May 5 – August 4, 2017

What plans the better idea

Curator: Belaxis Buil, MFA ‘19

Artists:
Jose Garcia
Michael Gray
Meg Kaplan-Noach
Sterling Rook

 

The English naturalist, Charles Darwin spoke of survival of the fittest—or in Darwin’s own words “Survival of the form that will leave the most copies of itself in successive generations.” Herbert Spencer, an English philosopher and Darwin’s contemporary stated that “The survival of the fittest, which I have here sought to express in mechanical terms, is that which Mr. Darwin has called ‘natural selection,’ or the preservation of favored races in the struggle for life.” Today we see a struggle created by mankind that stems from neglect in caring for our environment, from carelessly forgetting to preserve natural resources and not consistently participating in beneficial trends
of recycling trash into resourceful products that would benefit our future. Many artistic communities favor gestures of recycling and exhibit successful prototypes of recycled goods in fashion, house decor and living.

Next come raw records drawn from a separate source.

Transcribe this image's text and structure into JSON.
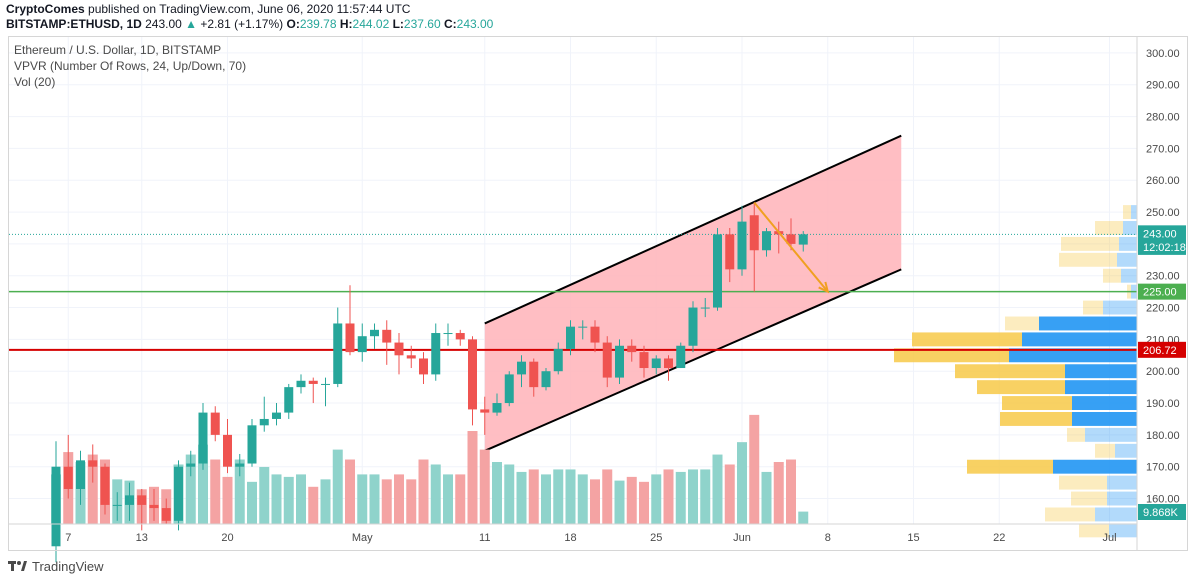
{
  "header": {
    "author": "CryptoComes",
    "published_text": "published on TradingView.com, June 06, 2020 11:57:44 UTC",
    "symbol": "BITSTAMP:ETHUSD, 1D",
    "last": "243.00",
    "change": "+2.81 (+1.17%)",
    "open_label": "O:",
    "open": "239.78",
    "high_label": "H:",
    "high": "244.02",
    "low_label": "L:",
    "low": "237.60",
    "close_label": "C:",
    "close": "243.00"
  },
  "legend": {
    "title": "Ethereum / U.S. Dollar, 1D, BITSTAMP",
    "indicator1": "VPVR (Number Of Rows, 24, Up/Down, 70)",
    "indicator2": "Vol (20)"
  },
  "footer": {
    "brand": "TradingView"
  },
  "colors": {
    "up": "#26a69a",
    "down": "#ef5350",
    "vol_up": "#8fd3cb",
    "vol_down": "#f4a3a3",
    "channel_fill": "#ffb3b8",
    "support": "#4caf50",
    "resistance": "#d50000",
    "vp_up": "#2196f3",
    "vp_down": "#f7c948",
    "arrow": "#f0a020"
  },
  "chart_data": {
    "type": "candlestick",
    "y_axis": {
      "min": 152,
      "max": 305,
      "ticks": [
        160,
        170,
        180,
        190,
        200,
        210,
        220,
        230,
        240,
        250,
        260,
        270,
        280,
        290,
        300
      ]
    },
    "x_axis": {
      "labels": [
        {
          "text": "7",
          "date": "2020-04-07"
        },
        {
          "text": "13",
          "date": "2020-04-13"
        },
        {
          "text": "20",
          "date": "2020-04-20"
        },
        {
          "text": "May",
          "date": "2020-05-01"
        },
        {
          "text": "11",
          "date": "2020-05-11"
        },
        {
          "text": "18",
          "date": "2020-05-18"
        },
        {
          "text": "25",
          "date": "2020-05-25"
        },
        {
          "text": "Jun",
          "date": "2020-06-01"
        },
        {
          "text": "8",
          "date": "2020-06-08"
        },
        {
          "text": "15",
          "date": "2020-06-15"
        },
        {
          "text": "22",
          "date": "2020-06-22"
        },
        {
          "text": "Jul",
          "date": "2020-07-01"
        }
      ]
    },
    "candles": [
      {
        "date": "2020-04-06",
        "o": 145,
        "h": 178,
        "l": 140,
        "c": 170
      },
      {
        "date": "2020-04-07",
        "o": 170,
        "h": 180,
        "l": 160,
        "c": 163
      },
      {
        "date": "2020-04-08",
        "o": 163,
        "h": 175,
        "l": 158,
        "c": 172
      },
      {
        "date": "2020-04-09",
        "o": 172,
        "h": 177,
        "l": 165,
        "c": 170
      },
      {
        "date": "2020-04-10",
        "o": 170,
        "h": 171,
        "l": 155,
        "c": 158
      },
      {
        "date": "2020-04-11",
        "o": 158,
        "h": 162,
        "l": 153,
        "c": 158
      },
      {
        "date": "2020-04-12",
        "o": 158,
        "h": 165,
        "l": 153,
        "c": 161
      },
      {
        "date": "2020-04-13",
        "o": 161,
        "h": 163,
        "l": 150,
        "c": 158
      },
      {
        "date": "2020-04-14",
        "o": 158,
        "h": 163,
        "l": 153,
        "c": 157
      },
      {
        "date": "2020-04-15",
        "o": 157,
        "h": 160,
        "l": 152,
        "c": 153
      },
      {
        "date": "2020-04-16",
        "o": 153,
        "h": 172,
        "l": 150,
        "c": 170
      },
      {
        "date": "2020-04-17",
        "o": 170,
        "h": 175,
        "l": 167,
        "c": 171
      },
      {
        "date": "2020-04-18",
        "o": 171,
        "h": 190,
        "l": 169,
        "c": 187
      },
      {
        "date": "2020-04-19",
        "o": 187,
        "h": 189,
        "l": 178,
        "c": 180
      },
      {
        "date": "2020-04-20",
        "o": 180,
        "h": 185,
        "l": 168,
        "c": 170
      },
      {
        "date": "2020-04-21",
        "o": 170,
        "h": 174,
        "l": 167,
        "c": 171
      },
      {
        "date": "2020-04-22",
        "o": 171,
        "h": 185,
        "l": 170,
        "c": 183
      },
      {
        "date": "2020-04-23",
        "o": 183,
        "h": 192,
        "l": 181,
        "c": 185
      },
      {
        "date": "2020-04-24",
        "o": 185,
        "h": 190,
        "l": 183,
        "c": 187
      },
      {
        "date": "2020-04-25",
        "o": 187,
        "h": 196,
        "l": 185,
        "c": 195
      },
      {
        "date": "2020-04-26",
        "o": 195,
        "h": 199,
        "l": 193,
        "c": 197
      },
      {
        "date": "2020-04-27",
        "o": 197,
        "h": 198,
        "l": 190,
        "c": 196
      },
      {
        "date": "2020-04-28",
        "o": 196,
        "h": 198,
        "l": 189,
        "c": 196
      },
      {
        "date": "2020-04-29",
        "o": 196,
        "h": 220,
        "l": 195,
        "c": 215
      },
      {
        "date": "2020-04-30",
        "o": 215,
        "h": 227,
        "l": 205,
        "c": 206
      },
      {
        "date": "2020-05-01",
        "o": 206,
        "h": 215,
        "l": 203,
        "c": 211
      },
      {
        "date": "2020-05-02",
        "o": 211,
        "h": 215,
        "l": 207,
        "c": 213
      },
      {
        "date": "2020-05-03",
        "o": 213,
        "h": 216,
        "l": 202,
        "c": 209
      },
      {
        "date": "2020-05-04",
        "o": 209,
        "h": 212,
        "l": 199,
        "c": 205
      },
      {
        "date": "2020-05-05",
        "o": 205,
        "h": 208,
        "l": 201,
        "c": 204
      },
      {
        "date": "2020-05-06",
        "o": 204,
        "h": 206,
        "l": 196,
        "c": 199
      },
      {
        "date": "2020-05-07",
        "o": 199,
        "h": 215,
        "l": 197,
        "c": 212
      },
      {
        "date": "2020-05-08",
        "o": 212,
        "h": 215,
        "l": 208,
        "c": 212
      },
      {
        "date": "2020-05-09",
        "o": 212,
        "h": 213,
        "l": 208,
        "c": 210
      },
      {
        "date": "2020-05-10",
        "o": 210,
        "h": 211,
        "l": 183,
        "c": 188
      },
      {
        "date": "2020-05-11",
        "o": 188,
        "h": 192,
        "l": 180,
        "c": 187
      },
      {
        "date": "2020-05-12",
        "o": 187,
        "h": 193,
        "l": 186,
        "c": 190
      },
      {
        "date": "2020-05-13",
        "o": 190,
        "h": 200,
        "l": 189,
        "c": 199
      },
      {
        "date": "2020-05-14",
        "o": 199,
        "h": 205,
        "l": 195,
        "c": 203
      },
      {
        "date": "2020-05-15",
        "o": 203,
        "h": 204,
        "l": 192,
        "c": 195
      },
      {
        "date": "2020-05-16",
        "o": 195,
        "h": 201,
        "l": 194,
        "c": 200
      },
      {
        "date": "2020-05-17",
        "o": 200,
        "h": 209,
        "l": 199,
        "c": 207
      },
      {
        "date": "2020-05-18",
        "o": 207,
        "h": 216,
        "l": 205,
        "c": 214
      },
      {
        "date": "2020-05-19",
        "o": 214,
        "h": 216,
        "l": 210,
        "c": 214
      },
      {
        "date": "2020-05-20",
        "o": 214,
        "h": 216,
        "l": 206,
        "c": 209
      },
      {
        "date": "2020-05-21",
        "o": 209,
        "h": 211,
        "l": 195,
        "c": 198
      },
      {
        "date": "2020-05-22",
        "o": 198,
        "h": 210,
        "l": 196,
        "c": 208
      },
      {
        "date": "2020-05-23",
        "o": 208,
        "h": 210,
        "l": 203,
        "c": 206
      },
      {
        "date": "2020-05-24",
        "o": 206,
        "h": 208,
        "l": 198,
        "c": 201
      },
      {
        "date": "2020-05-25",
        "o": 201,
        "h": 205,
        "l": 199,
        "c": 204
      },
      {
        "date": "2020-05-26",
        "o": 204,
        "h": 205,
        "l": 197,
        "c": 201
      },
      {
        "date": "2020-05-27",
        "o": 201,
        "h": 209,
        "l": 201,
        "c": 208
      },
      {
        "date": "2020-05-28",
        "o": 208,
        "h": 222,
        "l": 206,
        "c": 220
      },
      {
        "date": "2020-05-29",
        "o": 220,
        "h": 223,
        "l": 217,
        "c": 220
      },
      {
        "date": "2020-05-30",
        "o": 220,
        "h": 245,
        "l": 219,
        "c": 243
      },
      {
        "date": "2020-05-31",
        "o": 243,
        "h": 245,
        "l": 228,
        "c": 232
      },
      {
        "date": "2020-06-01",
        "o": 232,
        "h": 252,
        "l": 230,
        "c": 247
      },
      {
        "date": "2020-06-02",
        "o": 249,
        "h": 253,
        "l": 225,
        "c": 238
      },
      {
        "date": "2020-06-03",
        "o": 238,
        "h": 245,
        "l": 236,
        "c": 244
      },
      {
        "date": "2020-06-04",
        "o": 244,
        "h": 247,
        "l": 237,
        "c": 243
      },
      {
        "date": "2020-06-05",
        "o": 243,
        "h": 248,
        "l": 238,
        "c": 240
      },
      {
        "date": "2020-06-06",
        "o": 239.78,
        "h": 244.02,
        "l": 237.6,
        "c": 243
      }
    ],
    "volume_pct": [
      40,
      58,
      50,
      56,
      52,
      36,
      35,
      28,
      30,
      28,
      48,
      56,
      64,
      52,
      38,
      52,
      34,
      46,
      40,
      38,
      40,
      30,
      36,
      60,
      52,
      40,
      40,
      36,
      40,
      36,
      52,
      48,
      40,
      40,
      75,
      60,
      50,
      48,
      42,
      44,
      40,
      44,
      44,
      40,
      36,
      44,
      35,
      38,
      34,
      40,
      44,
      42,
      44,
      44,
      56,
      48,
      66,
      88,
      42,
      50,
      52,
      10
    ],
    "volume_label": "9.868K",
    "channel": {
      "upper": [
        {
          "date": "2020-05-11",
          "price": 215
        },
        {
          "date": "2020-06-14",
          "price": 274
        }
      ],
      "lower": [
        {
          "date": "2020-05-11",
          "price": 175
        },
        {
          "date": "2020-06-14",
          "price": 232
        }
      ]
    },
    "arrow": {
      "from": {
        "date": "2020-06-02",
        "price": 253
      },
      "to": {
        "date": "2020-06-08",
        "price": 225
      }
    },
    "support_price": 225,
    "resistance_price": 206.72,
    "last_price": 243,
    "price_labels": [
      {
        "text": "243.00",
        "price": 243,
        "kind": "up"
      },
      {
        "text": "12:02:18",
        "price": 240,
        "kind": "up"
      },
      {
        "text": "225.00",
        "price": 225,
        "kind": "support"
      },
      {
        "text": "206.72",
        "price": 206.72,
        "kind": "resistance"
      }
    ],
    "volume_profile": [
      {
        "price": 250,
        "up": 6,
        "down": 8
      },
      {
        "price": 245,
        "up": 14,
        "down": 28
      },
      {
        "price": 240,
        "up": 18,
        "down": 58
      },
      {
        "price": 235,
        "up": 20,
        "down": 58
      },
      {
        "price": 230,
        "up": 16,
        "down": 18
      },
      {
        "price": 225,
        "up": 6,
        "down": 4
      },
      {
        "price": 220,
        "up": 34,
        "down": 20
      },
      {
        "price": 215,
        "up": 98,
        "down": 34
      },
      {
        "price": 210,
        "up": 115,
        "down": 110
      },
      {
        "price": 205,
        "up": 128,
        "down": 115
      },
      {
        "price": 200,
        "up": 72,
        "down": 110
      },
      {
        "price": 195,
        "up": 72,
        "down": 88
      },
      {
        "price": 190,
        "up": 65,
        "down": 70
      },
      {
        "price": 185,
        "up": 65,
        "down": 72
      },
      {
        "price": 180,
        "up": 52,
        "down": 18
      },
      {
        "price": 175,
        "up": 22,
        "down": 20
      },
      {
        "price": 170,
        "up": 84,
        "down": 86
      },
      {
        "price": 165,
        "up": 30,
        "down": 48
      },
      {
        "price": 160,
        "up": 30,
        "down": 36
      },
      {
        "price": 155,
        "up": 42,
        "down": 50
      },
      {
        "price": 150,
        "up": 28,
        "down": 30
      }
    ]
  }
}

In the case of Sterling Rook’s Camo 1984, the viewer can celebrate trashy, flamboyant neon mats, stacked haphazardly upon each other. These loosely serve up an architecture worthy of Miami Beach’s candy-colored landscapes. Michael Gray, by contrast, proposes dark, humorous renderings of scenarios with a bleak twist. Nephilim is a monotype print on paper that portrays a car on top a raft strapped on, presumably, with all it needs to drift away into waterworld. With the artists work taken together, What plans the better idea presents new modes of survival, natural selection and mechanizations that use the present to explore ways to influence the future.